From the tool's definition Tool name 'auth-status' and description 'Check if you' indicate a query operation that retrieves authentication status information without modifying data.
Documented attack patterns abuse exactly the kind of access auth-status gives an agent:
PolicyLayer is an MCP gateway — it sits between your AI agents and My MCP, and nothing reaches the server without passing your rules. This is the rule we recommend for auth-status:
{
"version": "1",
"default": "deny",
"tools": {
"auth-status": {}
}
} auth-status is read-only, so it stays allowed — but everything else on the server is denied unless you say otherwise.
Free to start. No card required.
Check if you. It is categorised as a Read tool in the My MCP MCP Server, which means it retrieves data without modifying state.

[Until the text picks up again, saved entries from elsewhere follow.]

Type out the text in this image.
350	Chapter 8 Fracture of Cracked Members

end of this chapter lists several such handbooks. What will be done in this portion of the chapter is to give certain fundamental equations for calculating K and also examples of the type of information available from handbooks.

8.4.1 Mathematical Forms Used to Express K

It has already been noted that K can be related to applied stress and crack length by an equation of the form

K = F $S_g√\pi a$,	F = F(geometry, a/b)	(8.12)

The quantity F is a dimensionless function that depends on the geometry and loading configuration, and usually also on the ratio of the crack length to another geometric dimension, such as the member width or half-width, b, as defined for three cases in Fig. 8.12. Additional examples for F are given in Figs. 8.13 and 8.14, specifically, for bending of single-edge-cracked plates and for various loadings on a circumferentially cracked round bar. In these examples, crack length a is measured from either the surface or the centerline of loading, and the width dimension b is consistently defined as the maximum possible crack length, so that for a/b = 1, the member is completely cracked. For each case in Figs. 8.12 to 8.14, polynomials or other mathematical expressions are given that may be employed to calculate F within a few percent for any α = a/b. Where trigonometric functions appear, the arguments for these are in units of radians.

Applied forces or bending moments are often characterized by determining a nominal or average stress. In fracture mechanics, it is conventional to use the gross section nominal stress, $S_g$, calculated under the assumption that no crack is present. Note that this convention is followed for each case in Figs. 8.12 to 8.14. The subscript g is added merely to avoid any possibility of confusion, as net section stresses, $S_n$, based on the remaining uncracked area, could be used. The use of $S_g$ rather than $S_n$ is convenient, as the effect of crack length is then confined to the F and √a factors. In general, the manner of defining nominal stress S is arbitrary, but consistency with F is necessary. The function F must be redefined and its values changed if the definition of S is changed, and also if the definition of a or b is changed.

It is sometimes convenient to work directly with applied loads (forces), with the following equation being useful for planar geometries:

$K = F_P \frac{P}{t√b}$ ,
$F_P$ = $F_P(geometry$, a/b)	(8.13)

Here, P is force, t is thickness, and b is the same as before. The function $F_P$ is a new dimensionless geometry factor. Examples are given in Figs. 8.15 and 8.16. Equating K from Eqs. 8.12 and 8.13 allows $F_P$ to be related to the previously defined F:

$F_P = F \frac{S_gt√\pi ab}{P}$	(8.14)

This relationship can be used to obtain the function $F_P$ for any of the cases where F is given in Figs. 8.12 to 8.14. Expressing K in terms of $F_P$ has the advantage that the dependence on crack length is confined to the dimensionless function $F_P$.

Register the My MCP server in PolicyLayer and add a rule for auth-status: allow, deny, rate-limit, or require approval. Point your MCP client at the PolicyLayer proxy URL and the rule is enforced on every call, before it reaches My MCP. Nothing to install.
auth-status is a Read tool with low risk. Read-only tools are generally safe to allow by default.
Yes. Add a rate_limit block to the auth-status rule in your PolicyLayer policy. For example, setting max: 10 and window: 60 limits the tool to 10 calls per minute. Rate limits are tracked per agent session and reset automatically.
Set action: deny in the PolicyLayer policy for auth-status. The AI agent will receive a policy violation error and cannot call the tool. You can also include a reason field to explain why the tool is blocked.
auth-status is provided by the My MCP server (jordanburke/microsoft-todo-mcp-server). PolicyLayer sits as a proxy in front of this server to enforce policies before tool calls reach the server.
Start from My MCP, add the rest of your stack, and see everything your agents can call. Then put policy on all of it.
Free to start. No card required.
16 My MCP tools catalogued and risk-classified — across an index of 43,000+ MCP servers.